Thursday 16 April 2020

On How God Provides


The below is an excerpt from an email written for the congregation where I am one of the pastors.

We know that God can provide miraculously. He’s done it on several occasions: manna in the wilderness, oil in a jar that doesn’t run out, small amounts of bread and fish which feed thousands...

Amazingly, though, in the normal scheme of things, he chooses to provide through a combination of the turn of the seasons, the rhythm of sowing and reaping, and a lot of hard work. It’s just as miraculous in its own way.

So, we pray ‘Give us today our daily bread’ (Matthew 6:11), but we don’t expect the bread suddenly to appear in the bread bin. (If it does in your household, please let us know!) God is still the ultimate giver of the bread, of course, but he provides it through a combination of farmers, bakers, truck drivers, and shop keepers. There’s a similarly long line of people between the rain that falls in the reservoirs and the fresh, clean water that comes out of our taps. No bread or water comes to our tables without the work, time, skills, and gifts of people who work on our behalf.

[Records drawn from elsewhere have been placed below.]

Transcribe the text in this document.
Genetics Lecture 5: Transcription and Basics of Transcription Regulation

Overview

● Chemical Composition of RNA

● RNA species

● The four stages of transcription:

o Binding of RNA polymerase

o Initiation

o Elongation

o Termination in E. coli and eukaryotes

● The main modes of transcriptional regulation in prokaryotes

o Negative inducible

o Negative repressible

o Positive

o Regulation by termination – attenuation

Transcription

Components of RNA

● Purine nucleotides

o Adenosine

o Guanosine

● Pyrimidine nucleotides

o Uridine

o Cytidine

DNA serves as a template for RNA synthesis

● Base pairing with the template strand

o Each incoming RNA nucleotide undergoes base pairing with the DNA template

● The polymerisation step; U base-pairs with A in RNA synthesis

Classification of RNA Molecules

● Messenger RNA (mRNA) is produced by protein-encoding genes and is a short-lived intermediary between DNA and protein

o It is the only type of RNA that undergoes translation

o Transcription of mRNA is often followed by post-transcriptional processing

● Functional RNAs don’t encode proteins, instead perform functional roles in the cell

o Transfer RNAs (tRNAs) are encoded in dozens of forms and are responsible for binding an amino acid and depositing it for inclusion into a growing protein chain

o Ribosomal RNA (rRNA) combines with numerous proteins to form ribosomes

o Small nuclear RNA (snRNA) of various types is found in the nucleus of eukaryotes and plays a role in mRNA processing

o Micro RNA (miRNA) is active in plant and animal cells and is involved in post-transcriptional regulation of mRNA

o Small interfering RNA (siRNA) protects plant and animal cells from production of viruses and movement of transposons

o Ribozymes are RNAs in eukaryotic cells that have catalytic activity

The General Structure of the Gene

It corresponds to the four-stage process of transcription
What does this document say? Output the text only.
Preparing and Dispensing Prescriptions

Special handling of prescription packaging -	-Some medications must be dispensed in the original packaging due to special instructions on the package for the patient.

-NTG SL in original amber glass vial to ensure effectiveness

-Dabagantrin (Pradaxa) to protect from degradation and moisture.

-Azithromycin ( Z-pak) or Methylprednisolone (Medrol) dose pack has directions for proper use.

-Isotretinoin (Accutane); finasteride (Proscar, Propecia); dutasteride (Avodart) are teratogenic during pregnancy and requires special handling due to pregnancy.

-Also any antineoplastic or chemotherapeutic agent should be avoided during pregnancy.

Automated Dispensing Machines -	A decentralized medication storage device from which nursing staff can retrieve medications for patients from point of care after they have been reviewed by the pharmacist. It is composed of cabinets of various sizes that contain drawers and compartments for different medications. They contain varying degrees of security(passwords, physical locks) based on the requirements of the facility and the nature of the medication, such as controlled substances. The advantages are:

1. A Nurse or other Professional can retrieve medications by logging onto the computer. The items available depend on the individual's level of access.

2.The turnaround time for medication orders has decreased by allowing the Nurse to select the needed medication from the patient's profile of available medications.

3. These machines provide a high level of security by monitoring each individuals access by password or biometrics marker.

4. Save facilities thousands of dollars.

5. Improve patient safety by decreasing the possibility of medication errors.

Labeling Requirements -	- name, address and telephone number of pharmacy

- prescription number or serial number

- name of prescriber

The 16th-century reformer Martin Luther recognised this, insisting that the farmer shoveling manure and the maid milking cows please God through their work as much as the pastor preaching or praying. As Luther made clear, ‘God is milking the cows through the vocation of the milkmaid’. He knew that so-called ‘ordinary’ men and women are agents of God’s providential care in the world. Our work – your work – is one of the ways God himself works in the world.

In these recent weeks, this has been pressed home to us with even more force.

If ever there was a time we needed dedicated doctors, paramedics, nurses, healthcare workers, microbiologists, economists, government leaders – and many others like them – it is now. They deserve our respect and admiration as well as our prayers at this time. But it’s also a time when the significance of the apparently more ‘mundane’ jobs has come to the fore – the people who stock the shelves and serve us in shops, the people who deliver our post, the people who empty our wheelie bins. God uses them all, working through them to bring about his own good purposes for society.

For us, too, whatever we find ourselves doing in this season, God continues to work through us to benefit other people – as husbands, wives, fathers, mothers, sons, daughters, grandparents, friends, neighbours, and colleagues. Through us, in spite of the current situation and however we might feel about it, God is at work each and every day.